I recently replace an S curve, that was put in before I realized the problems it would cause, to allow me to run multiple car trains, but my short two axil freight cars still won’t negotiate the 4’ curve because the hook & loop couplers are fixed and will not follow the sharp curve.
Does any manufacturer make short freight cars with two trucks that are similar in length to the two-axil ones I have? I looked on the internet, but can’t tell by looking at pictures, and descriptions don’t provide a clue as to the length.
Thanks ahead of time for any info.


----------



## Pete Thornton (Jan 2, 2008)

Does any manufacturer make short freight cars with two 
trucks that are similar in length to the two-axil ones I have? 
Bachmann makes a group of short 20' freight cars that may be about the same size as your 2-axle cars. Model 95699 seems to be still in production, and 95327 is still available from Wolesale Tains: http://www.wholesaletrains.com/GProducts2.asp?Scale=G&Item=160FreightCar&offset=50 . They are actually 1:22.5, so at 20' they are about 10 3/4 " long. 

You may also be able to make the couplers pivot slightly?


----------



## Totalwrecker (Feb 26, 2009)

Do not be fooled by 'Available' that does not mean In Stock, it just means that they think they can get one for you and will gladly hold your money or cc ticket until they can send it to you. 
Always call and verify In Stock from a person. 

Good Luck 
John


----------



## Jerry Barnes (Jan 2, 2008)

You can get MDC cars on ebay, but they are 1/32nd. You could make some cars, not all that hard to do. I like the MDC stuff, I think it looks fine with my 1/29 and 1/32 locomotives.


----------



## Randy Stone (Jan 2, 2008)

Although I recently sold them, I modified several Aristo Craft 2 axle 20 foot frt cars by installing 2 axle trucks on them.
I still have the Aristo Craft bobber caboose that I installed 2 axle trucks on.


----------



## JD Uke (Jul 11, 2011)

I didn't look at Bachmann stuff at first because of the 1/22.5 scale. Most of my stuff is 1/29, but I'm not a purist when it comes to scale, so it likely will suit my needs. And yes, I've learned to check that items are in stock and ready to ship when ordering on line. 

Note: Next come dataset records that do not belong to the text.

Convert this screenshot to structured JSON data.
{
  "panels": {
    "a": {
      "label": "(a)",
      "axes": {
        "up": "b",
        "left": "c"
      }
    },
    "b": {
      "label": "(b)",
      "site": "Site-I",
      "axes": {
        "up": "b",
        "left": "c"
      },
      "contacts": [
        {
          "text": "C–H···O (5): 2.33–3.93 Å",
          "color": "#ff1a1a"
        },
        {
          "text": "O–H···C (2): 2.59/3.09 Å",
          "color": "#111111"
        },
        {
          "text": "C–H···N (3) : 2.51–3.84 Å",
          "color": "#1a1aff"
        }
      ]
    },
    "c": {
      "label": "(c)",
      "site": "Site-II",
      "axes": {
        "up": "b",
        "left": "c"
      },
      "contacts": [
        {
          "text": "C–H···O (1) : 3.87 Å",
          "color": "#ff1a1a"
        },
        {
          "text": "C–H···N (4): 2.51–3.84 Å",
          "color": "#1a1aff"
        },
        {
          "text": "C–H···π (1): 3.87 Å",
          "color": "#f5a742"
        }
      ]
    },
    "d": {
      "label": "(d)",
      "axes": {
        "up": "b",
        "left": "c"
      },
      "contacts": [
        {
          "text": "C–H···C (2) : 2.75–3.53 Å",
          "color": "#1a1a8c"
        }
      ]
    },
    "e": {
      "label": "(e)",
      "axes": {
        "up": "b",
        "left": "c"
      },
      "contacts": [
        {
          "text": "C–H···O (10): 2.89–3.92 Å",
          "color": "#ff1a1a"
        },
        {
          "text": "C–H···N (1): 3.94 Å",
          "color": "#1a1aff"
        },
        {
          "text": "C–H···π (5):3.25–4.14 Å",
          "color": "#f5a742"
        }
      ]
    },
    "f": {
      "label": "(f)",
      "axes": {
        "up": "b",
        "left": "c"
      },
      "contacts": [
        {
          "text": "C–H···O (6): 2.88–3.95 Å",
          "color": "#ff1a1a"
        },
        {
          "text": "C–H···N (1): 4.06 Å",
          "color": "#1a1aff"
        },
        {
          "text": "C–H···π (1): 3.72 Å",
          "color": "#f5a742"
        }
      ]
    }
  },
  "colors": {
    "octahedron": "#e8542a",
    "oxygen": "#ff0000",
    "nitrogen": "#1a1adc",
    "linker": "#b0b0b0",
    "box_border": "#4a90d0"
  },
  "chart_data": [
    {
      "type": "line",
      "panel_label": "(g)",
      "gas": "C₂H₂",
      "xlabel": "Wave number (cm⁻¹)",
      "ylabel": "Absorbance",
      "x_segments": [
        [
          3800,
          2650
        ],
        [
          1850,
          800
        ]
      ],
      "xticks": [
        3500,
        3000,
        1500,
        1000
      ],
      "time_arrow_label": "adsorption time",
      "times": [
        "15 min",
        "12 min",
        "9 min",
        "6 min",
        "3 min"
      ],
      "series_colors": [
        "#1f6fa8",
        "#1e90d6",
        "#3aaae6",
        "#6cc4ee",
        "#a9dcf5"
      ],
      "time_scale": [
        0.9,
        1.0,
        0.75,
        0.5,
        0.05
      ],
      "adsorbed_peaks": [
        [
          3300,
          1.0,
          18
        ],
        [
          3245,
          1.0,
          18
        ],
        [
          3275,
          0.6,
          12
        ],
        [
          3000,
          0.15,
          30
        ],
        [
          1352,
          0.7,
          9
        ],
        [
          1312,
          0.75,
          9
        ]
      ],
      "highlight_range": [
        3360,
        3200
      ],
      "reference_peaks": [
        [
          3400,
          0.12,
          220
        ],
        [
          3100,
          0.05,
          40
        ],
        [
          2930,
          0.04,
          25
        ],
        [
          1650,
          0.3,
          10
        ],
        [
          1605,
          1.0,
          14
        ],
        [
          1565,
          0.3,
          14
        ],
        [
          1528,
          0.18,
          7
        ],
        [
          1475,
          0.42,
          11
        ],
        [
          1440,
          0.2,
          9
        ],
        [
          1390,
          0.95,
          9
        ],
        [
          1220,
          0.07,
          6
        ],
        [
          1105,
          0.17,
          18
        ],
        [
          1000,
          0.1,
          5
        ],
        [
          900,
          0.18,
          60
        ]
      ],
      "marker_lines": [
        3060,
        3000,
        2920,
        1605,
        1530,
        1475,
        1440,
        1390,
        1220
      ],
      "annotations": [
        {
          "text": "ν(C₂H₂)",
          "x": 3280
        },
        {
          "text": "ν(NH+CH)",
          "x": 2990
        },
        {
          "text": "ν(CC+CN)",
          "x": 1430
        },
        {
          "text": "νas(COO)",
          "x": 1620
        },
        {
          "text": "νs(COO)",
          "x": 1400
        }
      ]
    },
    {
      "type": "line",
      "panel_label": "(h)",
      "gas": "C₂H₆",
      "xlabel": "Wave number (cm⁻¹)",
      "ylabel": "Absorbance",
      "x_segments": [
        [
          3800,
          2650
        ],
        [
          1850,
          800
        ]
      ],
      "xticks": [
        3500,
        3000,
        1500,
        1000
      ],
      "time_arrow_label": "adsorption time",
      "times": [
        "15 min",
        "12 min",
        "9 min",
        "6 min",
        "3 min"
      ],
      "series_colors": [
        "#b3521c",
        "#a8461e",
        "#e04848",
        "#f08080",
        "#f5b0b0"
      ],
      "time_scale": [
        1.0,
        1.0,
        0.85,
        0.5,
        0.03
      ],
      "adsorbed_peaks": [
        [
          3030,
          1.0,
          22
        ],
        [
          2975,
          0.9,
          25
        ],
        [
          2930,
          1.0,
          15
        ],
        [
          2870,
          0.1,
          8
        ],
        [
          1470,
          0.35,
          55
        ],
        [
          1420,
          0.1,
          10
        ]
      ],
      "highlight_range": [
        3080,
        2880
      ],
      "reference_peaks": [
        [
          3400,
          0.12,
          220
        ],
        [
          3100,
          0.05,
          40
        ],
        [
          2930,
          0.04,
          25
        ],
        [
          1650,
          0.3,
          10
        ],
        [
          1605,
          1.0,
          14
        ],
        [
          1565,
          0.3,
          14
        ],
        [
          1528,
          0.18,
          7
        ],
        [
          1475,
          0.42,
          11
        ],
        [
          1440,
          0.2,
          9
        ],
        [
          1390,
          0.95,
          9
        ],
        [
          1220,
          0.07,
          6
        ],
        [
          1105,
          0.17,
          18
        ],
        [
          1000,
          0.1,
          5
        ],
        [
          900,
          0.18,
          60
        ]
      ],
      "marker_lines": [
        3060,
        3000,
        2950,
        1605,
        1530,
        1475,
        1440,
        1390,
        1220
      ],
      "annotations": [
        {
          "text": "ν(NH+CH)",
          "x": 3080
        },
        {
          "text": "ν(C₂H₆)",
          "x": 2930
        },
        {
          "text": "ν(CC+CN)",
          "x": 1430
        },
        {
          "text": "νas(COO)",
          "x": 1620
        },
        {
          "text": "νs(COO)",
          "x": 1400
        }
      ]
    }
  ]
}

Rivette, your conversions look nice. I had thought of that possibility and will likely give it a try on some stock where I have duplicates. I assume that most trucks I order will be compatable my other roling stock, expecially since I use hook and loop. It would seem all I really need to pay attention to is that the truck and couplers clear the unit to turn freely. 

Thanks all for the info.


----------